Poetry Review Spring 2013 – Phillips

Michael Bartholomew-Biggs enjoys an amusing (and sometimes tender)
poetic “biography” by Peter Phillips

 

Oscar and I by Peter Phillipsoscar and i
Ward Wood Publishing
ISBN 978-1-908742-01-8
Pp 76     £8.99

In the last few years, in magazines and at readings and festivals, Peter Phillips has been introducing audiences to the “minor poet” George Meadows.  The new collection Oscar and I gives a more complete account of George’s successes and misfortunes.  Most of the poems take the form of overheard conversations in which George discusses life’s complications with his wife, his publisher, various editors, fellow-poets and students.  Occasionally too we hear him chatting with Oscar, an adopted stray dog who was found at the side of the road in Bloomsbury (where he may or may not have been looking at the stars).

These little dialogues give plenty of opportunity for the observant and wry humour for which Phillips has become well-known in his previous three books.   Many poets will catch a ring of truth in the story of a dinner party guest who, having heard that George writes poetry, asks him: What’s your real job?   And many editors and tutors will sympathise with George’s disappointment when his students seem to feel / because it’s true it’s got to go in the poem.  George is truthful enough about himself when declining an invitation to be a competition judge:

The trouble is, I’d tend to discard
all those highly polished poems,
especially if I prefer what’s being said
over how it’s written.

But one can only speculate how much truth there is in the following imagined dialogue between George and the editor of ‘Poetry Comment’ about a reviewing vacancy:

Er … I realise I need to give an honest opinion,
with examples from the poems, and now and again
to add spice, I’d be gratuitously rude. That’s what
most magazines want, don’t they?

It would be totally unacceptable here.

Why are you touching your nose?
Oh I understand, wink, wink.
Yes, plenty of rudeness, no extra charge.

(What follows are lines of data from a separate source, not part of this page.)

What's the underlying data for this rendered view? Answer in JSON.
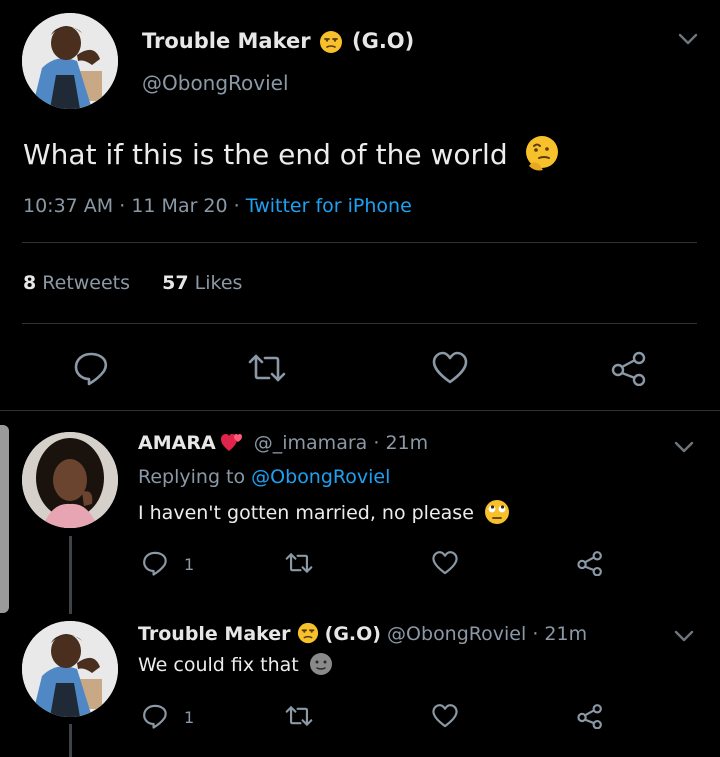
{
  "main_tweet": {
    "display_name": "Trouble Maker",
    "name_suffix": "(G.O)",
    "handle": "@ObongRoviel",
    "text": "What if this is the end of the world",
    "time": "10:37 AM",
    "date": "11 Mar 20",
    "client": "Twitter for iPhone",
    "retweet_count": "8",
    "retweet_label": "Retweets",
    "like_count": "57",
    "like_label": "Likes"
  },
  "replies": [
    {
      "display_name": "AMARA",
      "handle": "@_imamara",
      "age": "21m",
      "replying_prefix": "Replying to",
      "replying_handle": "@ObongRoviel",
      "text": "I haven't gotten married, no please",
      "reply_count": "1"
    },
    {
      "display_name": "Trouble Maker",
      "name_suffix": "(G.O)",
      "handle": "@ObongRoviel",
      "age": "21m",
      "text": "We could fix that",
      "reply_count": "1"
    }
  ],
  "colors": {
    "background": "#000000",
    "accent": "#1da1f2",
    "muted": "#8b98a5",
    "divider": "#2f3336"
  }
}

Meeting George over an extended sequence reveals several things about him – such as his attachment to Oscar – that I had not deduced from his previous single poem appearances.  He is, for instance, evidently somewhat better known than I had given him credit for: he seems to have fairly easy access to the literary festival circuit and admits to getting five or six readings a month.  On the other hand – as he tells his grandson – he’s not in the Premier League.  (Asked whether he is in the Championship he merely admits to hoping not to be relegated.)

George is also somewhat older than I had imagined him; and his fondness for alcohol seems more worryingly serious and less of an affectation than I had thought.  To describe “real poetry” as three pints of beer/ followed by a bottle of wine might merely be a joking response to an audience member’s question; but do we detect a touch of desperation when an undertaking to deliver a case of Chilean Merlot when we’re next passing gets the response I don’t suppose you could pass this evening?

Although most of the poems deal with stand-alone episodes there is something of a narrative thread running through the book.  It begins when George’s nomination for a poetry prize raises hopes of a late boost to his career and also (possibly) provides the trigger for his mild flirtation with a magazine editor.  For about sixty pages, the collection bounces along quite merrily and freely around such events and non-events; but then a more serious note intrudes.  Phillips handles this transition rather well; and this delightful collection is made stronger by the extra elements of light and shade in its last ten or so pages.  I shall not give away any more of the plot except to say that we do, in the end, get a sample of George’s own poetry.  It proves to be rather good.